CloudWatch alarms exist on subtask failure rate; thresholds remain unchanged.


14. Data flow: a worked example

A landlord uploads a corrected heating system for UPRN 12345 via the UI.

  1. UIPOST /properties/12345/overrides → writes to landlord_overrides table via LandlordOverridesRepo.
  2. RefreshOrchestrator invoked (either automatically on override-write, or by a "re-model" button). Notes: ingestion is not triggered because no external state changed.
  3. ModellingPipeline invoked on a batch of [12345]:
    • Reads Property(uprn=12345) from PropertyRepo.
    • Property.effective_epc = epc + landlord_overrides → heating system fields differ from baseline.
    • RebaseliningService triggered: ML re-predicts SAP / carbon / heat against the new effective EPC.
    • EpcEnergyDerivationService re-runs over the new effective EPC to derive baseline kWh + fuel split + bills (no ML).
    • RecommendationService regenerates recommendations against the new baseline.
    • OptimiserService re-picks optimal package.
    • ResultsPersister writes new plan under one UoW (old plan is superseded; whether to soft-archive is a sub-PRD (iii) decision).
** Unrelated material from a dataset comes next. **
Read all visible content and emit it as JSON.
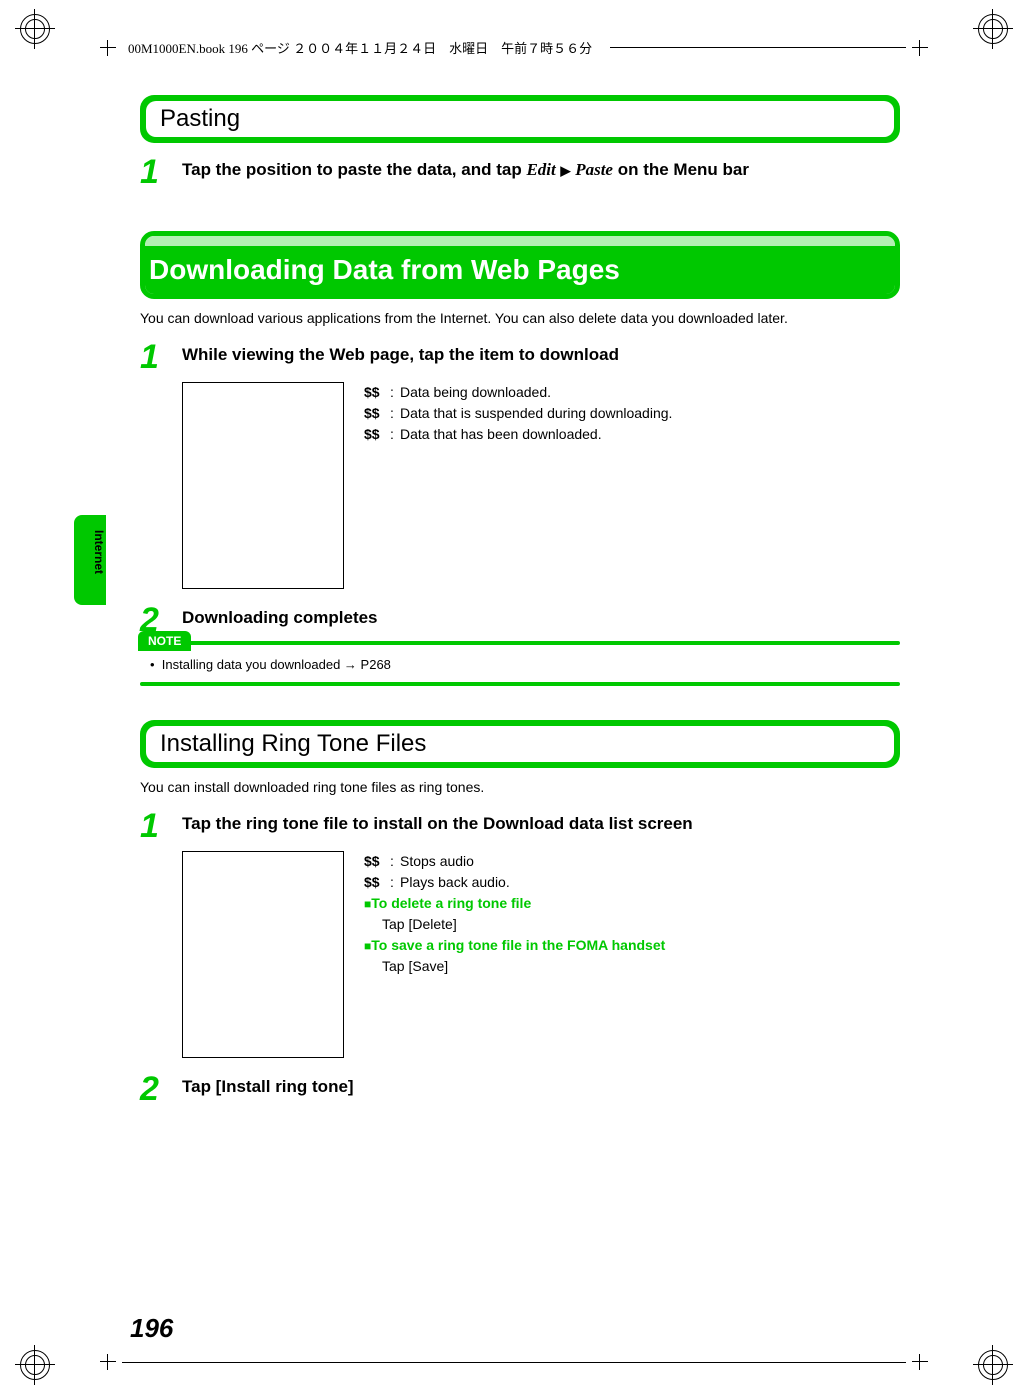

Total external calls: zero. The override write is the only thing that hit a network boundary, and that was the inbound HTTP from the UI.
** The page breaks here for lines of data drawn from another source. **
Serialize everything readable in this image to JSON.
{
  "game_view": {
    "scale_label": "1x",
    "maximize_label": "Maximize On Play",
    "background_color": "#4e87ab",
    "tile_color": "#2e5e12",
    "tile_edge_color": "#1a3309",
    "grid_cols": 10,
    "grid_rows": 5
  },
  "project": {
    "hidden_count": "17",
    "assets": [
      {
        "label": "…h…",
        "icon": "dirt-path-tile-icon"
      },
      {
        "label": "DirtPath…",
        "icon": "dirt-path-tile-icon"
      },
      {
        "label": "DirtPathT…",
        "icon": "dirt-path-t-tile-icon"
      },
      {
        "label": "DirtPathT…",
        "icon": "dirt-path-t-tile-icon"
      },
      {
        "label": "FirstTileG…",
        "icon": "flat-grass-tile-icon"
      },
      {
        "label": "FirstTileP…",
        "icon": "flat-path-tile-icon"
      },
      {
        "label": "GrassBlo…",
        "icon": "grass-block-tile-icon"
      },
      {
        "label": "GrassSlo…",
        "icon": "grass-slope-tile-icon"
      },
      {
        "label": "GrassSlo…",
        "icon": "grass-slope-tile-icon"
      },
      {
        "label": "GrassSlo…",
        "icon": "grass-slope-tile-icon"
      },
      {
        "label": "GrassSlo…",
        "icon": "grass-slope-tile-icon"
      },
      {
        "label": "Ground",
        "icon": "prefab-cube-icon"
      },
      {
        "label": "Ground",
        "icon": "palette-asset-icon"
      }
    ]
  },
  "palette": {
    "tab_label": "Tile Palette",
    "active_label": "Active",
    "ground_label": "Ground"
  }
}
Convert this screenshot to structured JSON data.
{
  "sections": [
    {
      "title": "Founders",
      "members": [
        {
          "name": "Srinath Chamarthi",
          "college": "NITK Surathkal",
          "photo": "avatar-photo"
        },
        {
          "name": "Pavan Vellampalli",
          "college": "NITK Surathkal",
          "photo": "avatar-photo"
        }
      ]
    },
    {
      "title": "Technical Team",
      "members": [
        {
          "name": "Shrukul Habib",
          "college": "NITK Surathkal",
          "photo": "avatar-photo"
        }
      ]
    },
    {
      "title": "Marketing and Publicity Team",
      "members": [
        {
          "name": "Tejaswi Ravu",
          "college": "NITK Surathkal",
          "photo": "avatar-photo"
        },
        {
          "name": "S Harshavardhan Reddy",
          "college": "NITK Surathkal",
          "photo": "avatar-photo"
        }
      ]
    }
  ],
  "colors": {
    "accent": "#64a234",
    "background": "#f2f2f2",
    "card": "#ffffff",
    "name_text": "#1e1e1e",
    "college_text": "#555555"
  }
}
15. Open questions for team review

  1. One API vs two (§4.5) — clean interfaces allow either; pick at implementation.
  2. LandlordOverrides shape (§6.2) — flat-Excel-shape for v1, with a flag to revisit after first customer.
  3. already_installed and non_invasive_recommendations (§6.5) — both likely subsumed by overlay, but final call deferred.
  4. Recency tie-break policy (§6.3) — default "newer wins"; team to consider per-portfolio override.
  5. GenericDataRepo storage backend — Postgres table, S3, or DynamoDB. Postgres is the path of least infra change; recommend defaulting to that.
  6. Soft-archive vs hard-overwrite for superseded plans (§14) — affects audit / undo behaviour. Defer to sub-PRD (iii).
  7. Building-level optimisation as a Phase 2 service (§10) — agreed deferred; flag for roadmap discussion.
  8. Transform versioning policy (§8.3) — semver chosen; team to confirm bump conventions.
  9. UCL EPC-correction model (§9.2 S4a) — need the reference paper, the implementation we've used before, and a decision on whether to port directly or re-implement against the new EPC schema.
  10. Fuel-price source for bill calculation (§9.2 S4a) — Ofgem caps? Time-varying? Per-portfolio override? Decide alongside EpcEnergyDerivationService design.
  11. kWh handling under Rebaselining (§9.4 step 5) — confirmed: ML re-predicts SAP/carbon/heat only; EpcEnergyDerivationService re-runs for kWh. Validate that this is sufficient when overrides change heating fuel type (which would shift the fuel deduction).

16. Linked sub-PRDs (placeholders)

  • Sub-PRD (ii) — ML training pipelinedocs/sub-prds/ml-training-pipeline.md (TBC)
  • Sub-PRD (iii) — DB schema migrationdocs/sub-prds/db-schema-migration.md (TBC)
  • Sub-PRD (iv) — Historical EPC re-mappingdocs/sub-prds/historical-epc-remap.md (TBC)

Each sub-PRD owner: TBC. Each is independently reviewable but consumes the contracts defined in §5 (Property aggregate), §7 (repos), §8 (ML transform).


17. Next steps

  1. Team review of this PRD (target: ~1 week).
  2. Open follow-up grill sessions per service (/grill-me on each of S1S8 + F1F4) before that service is implemented.
  3. Break into issues via /to-issues against the project tracker.
  4. Stand up the empty ara/ package skeleton + fakes + first integration-test scaffold as PR-1.
  5. Land services in dependency order: domain → repos → fetchers → services → orchestrators → API.

Phase 1 milestone gate: first portfolio (Calico or Hyde) routed through the new pipeline end-to-end in June, with a manual spot-check on 5 representative properties to confirm outputs are reasonable. No parity-against-old-engine check — the old engine is dead by then.